Essentially, DeCaussade's emphasis on how one may only serve God in the circumstances in which one finds oneself is wise - and indeed, with the proper disposition, offering of any "present moment" can be a gift of grace. Those who are fond of the writings of Thérèse of Lisieux will see that this viewpoint has a marked resemblance to her "little way." Nonetheless, where Thérèse's means of expression, and consideration of her circumstances, give this approach an enduring realism and charm, DeCaussade's presentation seems quite close to both quietism (a passivity which, apart from theological deficiencies, often can lead one to a sense of helplessness and despair) and rationalism.
Since the work is a collection of letters and conference notes, many readers undoubtedly will find it as ponderous as did I. It becomes tiresome when the same, single point is made, again and again.
The quasi-quietism which I previously mentioned may be useful to those of a particular spiritual mindset, in which there is a primary emphasis on resignation in suffering. For those who, by contrast, are searching for some sense of hope in a "present moment" that is hellish, DeCaussade often seems lacking in compassion, sometimes to a point of bordering on cruelty.

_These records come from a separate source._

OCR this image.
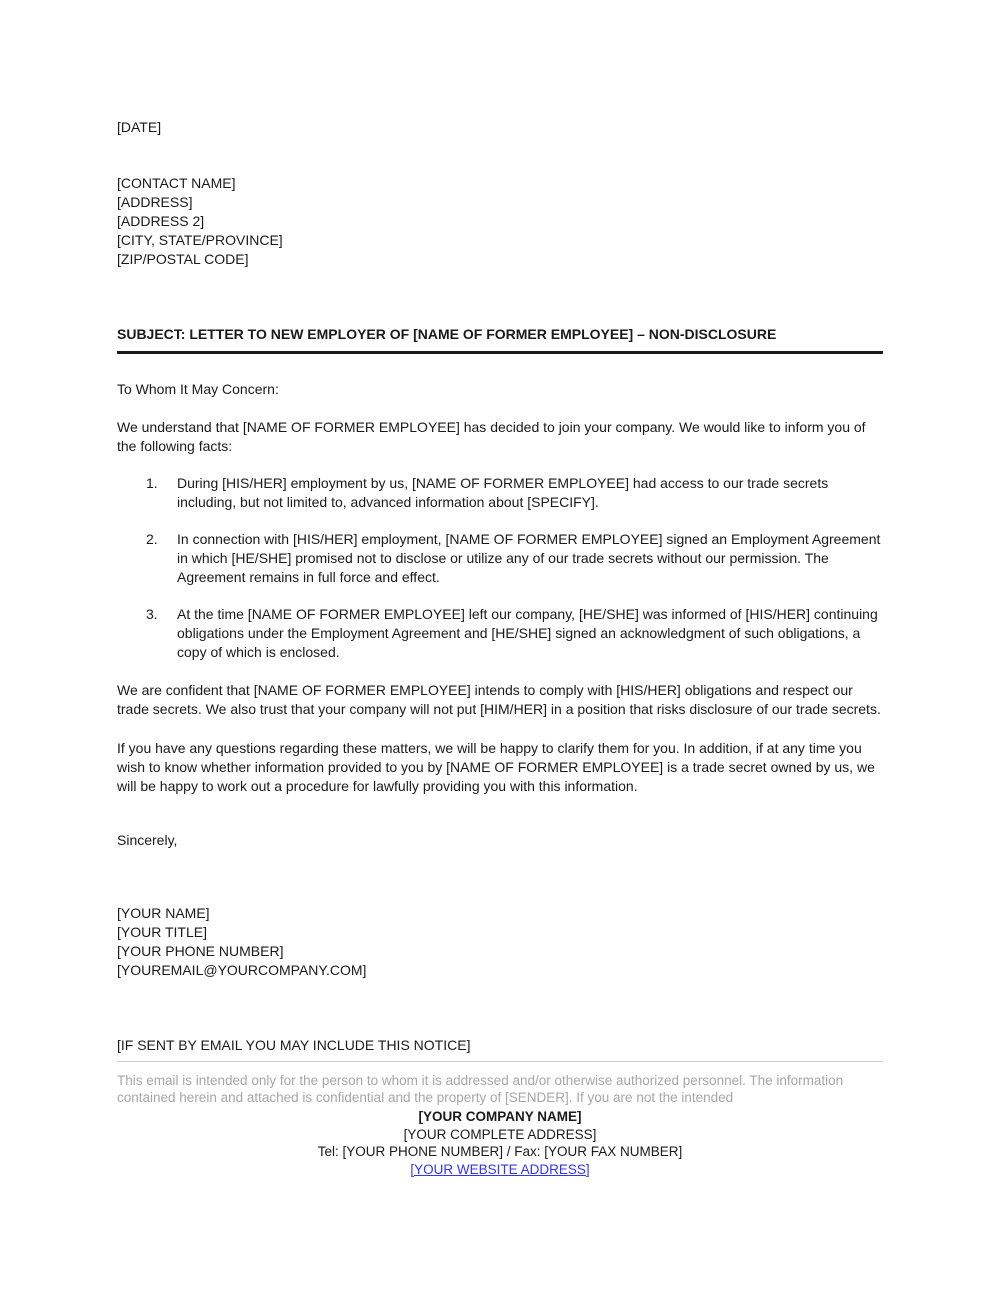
[DATE]
[CONTACT NAME]
[ADDRESS]
[ADDRESS 2]
[CITY, STATE/PROVINCE]
[ZIP/POSTAL CODE]
SUBJECT: LETTER TO NEW EMPLOYER OF [NAME OF FORMER EMPLOYEE] – NON-DISCLOSURE
To Whom It May Concern:
We understand that [NAME OF FORMER EMPLOYEE] has decided to join your company. We would like to inform you of the following facts:
1.	During [HIS/HER] employment by us, [NAME OF FORMER EMPLOYEE] had access to our trade secrets including, but not limited to, advanced information about [SPECIFY].
2.	In connection with [HIS/HER] employment, [NAME OF FORMER EMPLOYEE] signed an Employment Agreement in which [HE/SHE] promised not to disclose or utilize any of our trade secrets without our permission. The Agreement remains in full force and effect.
3.	At the time [NAME OF FORMER EMPLOYEE] left our company, [HE/SHE] was informed of [HIS/HER] continuing obligations under the Employment Agreement and [HE/SHE] signed an acknowledgment of such obligations, a copy of which is enclosed.
We are confident that [NAME OF FORMER EMPLOYEE] intends to comply with [HIS/HER] obligations and respect our trade secrets. We also trust that your company will not put [HIM/HER] in a position that risks disclosure of our trade secrets.
If you have any questions regarding these matters, we will be happy to clarify them for you. In addition, if at any time you wish to know whether information provided to you by [NAME OF FORMER EMPLOYEE] is a trade secret owned by us, we will be happy to work out a procedure for lawfully providing you with this information.
Sincerely,
[YOUR NAME]
[YOUR TITLE]
[YOUR PHONE NUMBER]
[YOUREMAIL@YOURCOMPANY.COM]
[IF SENT BY EMAIL YOU MAY INCLUDE THIS NOTICE]
This email is intended only for the person to whom it is addressed and/or otherwise authorized personnel. The information contained herein and attached is confidential and the property of [SENDER]. If you are not the intended
[YOUR COMPANY NAME]
[YOUR COMPLETE ADDRESS]
Tel: [YOUR PHONE NUMBER] / Fax: [YOUR FAX NUMBER]
[YOUR WEBSITE ADDRESS]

For example, his words of "comfort" to one who is suffering the grief of bereavement are that "God wants to be your only friend." It is solid to believe that divine providence can work in painful circumstances, but seeing these tragic times as inflicted by God (the passage I quoted can easily be taken as implying that a beloved friend died to accomplish God's purpose of one's being totally alone!) can lead one to run from, rather than embrace, faith.
I gave this book three stars because a few of its basic ideas are excellent: the importance of turning the will towards God, trust as essential to true faith, and not turning from today's chance for good in looking towards a future one cannot foresee. I certainly consider it a part of a well-rounded viewpoint of spirituality. But, for personal spiritual reading or use of ideas in pastoral application, I believe it has, at best, a limited appeal, and can be detrimental unless it is only one part of a far larger scope of knowledge.